In [17]:
import numpy as np 
import jax 
import jax.numpy as jnp 
import pandas as pd 
import sklearn.metrics
import copy 


In [25]:
def prepare_inputs(input_df):
    """
        Prepares the input features that will be fed into the model.

        Inputs:
            input_df: the input dataframe into the function. Should consist ONLY of input features.
        Outputs:
            Z: the input feature matrix of size NxK, where K is the number of features
    """
    # Let's identify categorical columns in a dataframe
    categorical_cols = input_df.select_dtypes(include='object').columns
    
    # Let's identify the numeric columns in the dataframe
    numeric_cols = input_df.select_dtypes(include='number').columns

    # We want to construct the input features into the model
    # We will use a numpy array that contains both numeric and categorically encoded values
    X = input_df[numeric_cols].to_numpy() # (NxK)
    
    # Now we need to z-score the numeric features so that they can lead to efficient learning
    col_means = np.mean(X, axis=0) # K
    col_stds = np.std(X, axis=0, ddof=1) # K
    
    # Z-score
    # (NxK - 
    #  1xK) 
    #  / 
    #  (1xK)
    Z = (X - col_means[None, :]) / col_stds[None, :]
    
    # Now we want to code the categorical columns using one-hot encoding
    for col in categorical_cols:
        # NxC (C is the number of unique values in the column)
        # So for origin this will be Nx3 
        dummies = pd.get_dummies( input_df[col] ).to_numpy() 
        
        # concatenate dummies matrix onto Z
        #print(Z.shape)
        #print(dummies.shape)
        Z = np.hstack((Z, dummies)) 
    
    # finally we want to add a column of ones at the start of Z
    ones_col = np.ones((Z.shape[0], 1)) # Nx1
    
    Z = np.hstack((ones_col, Z))

    return Z

def forward_fn(params, Z):
    """
        The MLP forward function.
        This is a neuron network with one hidden layer and ReLU activations.
        
        Inputs:
            params: the weight of the model
            Z: the input feature matrix, as returned by prepare_inputs (size NxK)
        Output:
            yhat: the model's predictions (size N)
    """
    # compute the inputs into the neurons
    # 1xH + Nxd @ dxH = 1xH + NxH = NxH
    hidden_inputs = params['b_hidden'][None,:] + Z @ params['W_input_hidden']
    
    # next, we apply the non-linearity to those inputs
    #hidden_activations = jnp.tanh(hidden_inputs) # NxH
    hidden_activations = jnp.maximum(0, hidden_inputs) # <-- ReLU
    
    # now we compute the output
    # 1 + NxH @ H = 1 + N = N 
    f = params['b_output'] + hidden_activations @ params['W_hidden_output']
    p = 1/(1+jnp.exp(-f)) # <-- sigmoid function (the probability of a positive)

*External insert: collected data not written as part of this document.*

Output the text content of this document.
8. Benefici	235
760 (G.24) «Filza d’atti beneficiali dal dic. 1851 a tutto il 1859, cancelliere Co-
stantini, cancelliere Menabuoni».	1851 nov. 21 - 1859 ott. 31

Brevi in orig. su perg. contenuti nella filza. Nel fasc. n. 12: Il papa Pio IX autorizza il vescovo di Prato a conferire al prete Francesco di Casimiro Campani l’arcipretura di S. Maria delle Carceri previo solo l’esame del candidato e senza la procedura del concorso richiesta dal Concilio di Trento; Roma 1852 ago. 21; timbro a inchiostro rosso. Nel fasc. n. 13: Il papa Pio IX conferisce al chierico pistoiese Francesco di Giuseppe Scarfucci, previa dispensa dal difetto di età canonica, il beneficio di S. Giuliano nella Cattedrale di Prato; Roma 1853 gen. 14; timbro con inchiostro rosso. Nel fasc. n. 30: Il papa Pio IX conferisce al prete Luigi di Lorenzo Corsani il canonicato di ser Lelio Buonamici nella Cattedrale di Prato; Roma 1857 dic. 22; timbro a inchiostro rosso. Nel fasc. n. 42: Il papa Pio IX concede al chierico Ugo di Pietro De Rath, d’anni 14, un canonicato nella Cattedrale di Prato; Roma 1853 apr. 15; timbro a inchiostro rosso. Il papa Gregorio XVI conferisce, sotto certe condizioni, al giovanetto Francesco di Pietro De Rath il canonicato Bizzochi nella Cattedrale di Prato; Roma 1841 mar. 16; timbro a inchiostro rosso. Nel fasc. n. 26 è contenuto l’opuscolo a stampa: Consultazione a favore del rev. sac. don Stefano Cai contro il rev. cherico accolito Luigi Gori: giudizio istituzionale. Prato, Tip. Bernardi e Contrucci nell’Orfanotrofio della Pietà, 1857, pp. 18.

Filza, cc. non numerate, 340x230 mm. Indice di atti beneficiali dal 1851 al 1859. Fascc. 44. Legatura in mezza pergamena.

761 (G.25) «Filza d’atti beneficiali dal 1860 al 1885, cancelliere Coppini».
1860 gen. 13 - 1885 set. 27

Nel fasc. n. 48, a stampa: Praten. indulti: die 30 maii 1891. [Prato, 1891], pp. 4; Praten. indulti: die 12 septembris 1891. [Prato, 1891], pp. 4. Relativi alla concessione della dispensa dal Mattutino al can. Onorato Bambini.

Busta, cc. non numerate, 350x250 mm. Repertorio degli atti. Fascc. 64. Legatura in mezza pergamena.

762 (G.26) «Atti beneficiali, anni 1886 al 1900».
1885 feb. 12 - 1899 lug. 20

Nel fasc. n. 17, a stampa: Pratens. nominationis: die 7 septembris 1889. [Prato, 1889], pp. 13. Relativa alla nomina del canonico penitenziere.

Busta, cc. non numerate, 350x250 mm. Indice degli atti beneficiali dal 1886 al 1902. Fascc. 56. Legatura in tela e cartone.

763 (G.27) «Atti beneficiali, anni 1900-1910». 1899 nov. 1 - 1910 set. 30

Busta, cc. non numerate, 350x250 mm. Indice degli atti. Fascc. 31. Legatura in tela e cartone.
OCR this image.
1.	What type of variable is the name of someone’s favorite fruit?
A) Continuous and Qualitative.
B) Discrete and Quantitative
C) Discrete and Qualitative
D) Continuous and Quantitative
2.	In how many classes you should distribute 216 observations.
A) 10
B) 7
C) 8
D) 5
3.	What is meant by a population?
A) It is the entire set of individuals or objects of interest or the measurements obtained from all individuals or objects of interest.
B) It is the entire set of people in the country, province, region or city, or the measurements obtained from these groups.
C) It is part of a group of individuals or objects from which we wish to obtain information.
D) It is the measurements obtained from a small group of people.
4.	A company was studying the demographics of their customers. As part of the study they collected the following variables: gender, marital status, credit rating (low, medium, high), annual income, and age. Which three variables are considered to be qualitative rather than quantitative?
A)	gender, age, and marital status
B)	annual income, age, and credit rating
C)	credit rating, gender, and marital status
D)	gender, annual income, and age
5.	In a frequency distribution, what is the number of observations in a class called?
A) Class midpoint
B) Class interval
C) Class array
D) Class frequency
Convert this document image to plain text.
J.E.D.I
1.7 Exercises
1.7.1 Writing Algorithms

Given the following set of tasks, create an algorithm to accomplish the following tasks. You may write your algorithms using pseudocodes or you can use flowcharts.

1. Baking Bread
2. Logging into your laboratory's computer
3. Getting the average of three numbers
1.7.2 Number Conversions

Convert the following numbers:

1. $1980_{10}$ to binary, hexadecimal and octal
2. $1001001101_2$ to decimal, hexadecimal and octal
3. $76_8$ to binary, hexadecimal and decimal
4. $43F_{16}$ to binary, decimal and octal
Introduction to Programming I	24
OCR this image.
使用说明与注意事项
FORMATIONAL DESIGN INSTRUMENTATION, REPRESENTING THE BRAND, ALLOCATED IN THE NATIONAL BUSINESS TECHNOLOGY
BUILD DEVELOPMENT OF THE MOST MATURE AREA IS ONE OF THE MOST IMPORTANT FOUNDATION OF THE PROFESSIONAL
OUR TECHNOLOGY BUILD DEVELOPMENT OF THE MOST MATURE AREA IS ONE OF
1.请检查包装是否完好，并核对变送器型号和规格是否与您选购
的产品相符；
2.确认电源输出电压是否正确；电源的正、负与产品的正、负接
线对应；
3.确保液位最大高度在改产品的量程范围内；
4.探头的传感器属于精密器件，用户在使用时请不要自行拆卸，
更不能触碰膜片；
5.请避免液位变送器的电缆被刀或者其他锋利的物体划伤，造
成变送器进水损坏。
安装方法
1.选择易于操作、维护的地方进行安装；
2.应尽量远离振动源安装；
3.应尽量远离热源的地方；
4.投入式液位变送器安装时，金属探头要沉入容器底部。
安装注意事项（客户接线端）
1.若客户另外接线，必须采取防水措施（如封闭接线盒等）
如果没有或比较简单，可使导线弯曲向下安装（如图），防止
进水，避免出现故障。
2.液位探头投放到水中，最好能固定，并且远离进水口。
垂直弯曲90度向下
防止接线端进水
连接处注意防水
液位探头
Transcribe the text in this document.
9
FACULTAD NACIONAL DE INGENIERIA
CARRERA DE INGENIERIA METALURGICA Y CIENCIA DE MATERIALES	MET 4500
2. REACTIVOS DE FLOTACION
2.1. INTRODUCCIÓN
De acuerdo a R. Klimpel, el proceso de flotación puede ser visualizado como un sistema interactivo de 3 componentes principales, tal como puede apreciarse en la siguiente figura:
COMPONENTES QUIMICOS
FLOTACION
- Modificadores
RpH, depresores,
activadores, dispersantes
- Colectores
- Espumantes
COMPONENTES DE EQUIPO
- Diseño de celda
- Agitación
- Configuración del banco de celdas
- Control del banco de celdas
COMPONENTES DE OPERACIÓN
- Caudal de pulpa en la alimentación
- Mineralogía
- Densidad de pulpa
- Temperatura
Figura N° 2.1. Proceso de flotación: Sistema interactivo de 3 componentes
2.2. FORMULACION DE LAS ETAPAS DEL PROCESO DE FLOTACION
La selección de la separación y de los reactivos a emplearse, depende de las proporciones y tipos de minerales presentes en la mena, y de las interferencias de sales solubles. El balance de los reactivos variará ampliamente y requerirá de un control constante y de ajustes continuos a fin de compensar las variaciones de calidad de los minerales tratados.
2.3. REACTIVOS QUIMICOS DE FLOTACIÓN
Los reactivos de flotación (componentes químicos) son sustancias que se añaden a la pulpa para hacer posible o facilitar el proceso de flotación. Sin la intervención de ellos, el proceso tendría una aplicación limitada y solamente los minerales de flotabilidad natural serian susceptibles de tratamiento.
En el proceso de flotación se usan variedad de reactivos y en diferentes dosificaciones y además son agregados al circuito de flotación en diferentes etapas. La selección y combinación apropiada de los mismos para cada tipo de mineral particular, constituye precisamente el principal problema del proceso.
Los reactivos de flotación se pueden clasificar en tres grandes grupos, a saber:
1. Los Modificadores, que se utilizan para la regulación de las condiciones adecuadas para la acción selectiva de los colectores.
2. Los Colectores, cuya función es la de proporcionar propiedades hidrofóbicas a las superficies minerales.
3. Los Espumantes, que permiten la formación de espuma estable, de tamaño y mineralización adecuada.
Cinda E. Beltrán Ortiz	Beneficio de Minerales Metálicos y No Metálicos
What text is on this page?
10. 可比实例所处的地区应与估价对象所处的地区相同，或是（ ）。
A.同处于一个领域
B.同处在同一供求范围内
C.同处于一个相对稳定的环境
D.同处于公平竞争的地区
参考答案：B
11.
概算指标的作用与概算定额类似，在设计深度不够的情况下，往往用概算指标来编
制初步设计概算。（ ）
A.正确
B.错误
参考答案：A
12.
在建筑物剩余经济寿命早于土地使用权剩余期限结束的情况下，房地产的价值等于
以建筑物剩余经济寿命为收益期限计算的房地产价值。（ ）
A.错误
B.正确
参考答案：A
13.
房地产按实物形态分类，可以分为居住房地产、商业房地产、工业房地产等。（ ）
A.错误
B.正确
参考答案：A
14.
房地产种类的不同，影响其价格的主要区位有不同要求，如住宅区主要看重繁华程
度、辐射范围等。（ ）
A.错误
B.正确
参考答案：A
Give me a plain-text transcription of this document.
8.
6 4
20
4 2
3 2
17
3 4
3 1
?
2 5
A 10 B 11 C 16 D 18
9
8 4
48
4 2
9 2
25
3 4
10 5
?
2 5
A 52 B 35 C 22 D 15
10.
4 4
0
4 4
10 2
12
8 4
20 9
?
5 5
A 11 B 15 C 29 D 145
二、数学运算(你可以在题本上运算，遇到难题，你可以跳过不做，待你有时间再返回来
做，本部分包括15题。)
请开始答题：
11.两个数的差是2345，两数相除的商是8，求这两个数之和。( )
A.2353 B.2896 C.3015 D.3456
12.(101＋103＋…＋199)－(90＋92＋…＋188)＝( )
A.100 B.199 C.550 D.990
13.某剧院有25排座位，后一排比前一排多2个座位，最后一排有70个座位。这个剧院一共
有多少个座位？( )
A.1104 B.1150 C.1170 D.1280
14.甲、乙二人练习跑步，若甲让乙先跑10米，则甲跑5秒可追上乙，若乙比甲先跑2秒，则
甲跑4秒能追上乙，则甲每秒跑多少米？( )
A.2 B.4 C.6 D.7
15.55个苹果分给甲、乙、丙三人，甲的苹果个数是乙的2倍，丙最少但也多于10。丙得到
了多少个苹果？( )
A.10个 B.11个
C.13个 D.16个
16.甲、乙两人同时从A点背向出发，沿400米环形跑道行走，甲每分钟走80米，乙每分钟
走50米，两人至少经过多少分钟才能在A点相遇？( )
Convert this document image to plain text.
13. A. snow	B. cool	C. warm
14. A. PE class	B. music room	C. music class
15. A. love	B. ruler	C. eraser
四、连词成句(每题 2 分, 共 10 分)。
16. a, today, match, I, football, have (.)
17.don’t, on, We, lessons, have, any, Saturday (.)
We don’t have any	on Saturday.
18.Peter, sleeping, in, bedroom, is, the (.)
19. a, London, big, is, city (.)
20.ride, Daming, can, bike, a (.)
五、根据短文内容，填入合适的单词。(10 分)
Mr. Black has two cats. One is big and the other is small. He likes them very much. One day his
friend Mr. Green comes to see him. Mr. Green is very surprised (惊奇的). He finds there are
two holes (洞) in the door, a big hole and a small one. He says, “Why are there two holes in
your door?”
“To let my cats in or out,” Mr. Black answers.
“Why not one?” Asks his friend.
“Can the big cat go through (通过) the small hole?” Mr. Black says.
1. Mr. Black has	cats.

    # so that the log doesn't blow up
    p = jnp.clip(p, 0.01, 0.99)

    return p

def predict(params, input_df):
    """
        Convienience function that prepares inputs and runs the forward function.

        Inputs:
            params: the weights of the model
            input_df: input data frame (input features only, no output column).
        Output:
            yhat: the model's predictions (size N)
    """
    Z = prepare_inputs(input_df)
    return forward_fn(params, Z)

def loss_fn(params, Z, y, penalty):
    """
        Computes the CE loss function for the model.

        Inputs:
            params: the weights of the model
            Z: the input feature matrix, as returned by prepare_inputs (size NxK)
            y: actual observations (size N)
            penalty: the penalty on L2 regularization
        Output:
            loss: CE loss
    """
    p = forward_fn(params, Z) # N

    # Log Probability of each data point, given the model (shape N)
    log_probability_of_data = y * jnp.log(p) + (1-y) * jnp.log(1-p)

    # We want to maximize the log probability of the data under the model
    # but gradient descent minimizes a loss
    # So we want to minimize the negative log probability

    # compute sum of the weights squared (L2)
    sum_weights_squared = jnp.sum(jnp.square(params['W_input_hidden'])) + \
                          jnp.sum(jnp.square(params['W_hidden_output']))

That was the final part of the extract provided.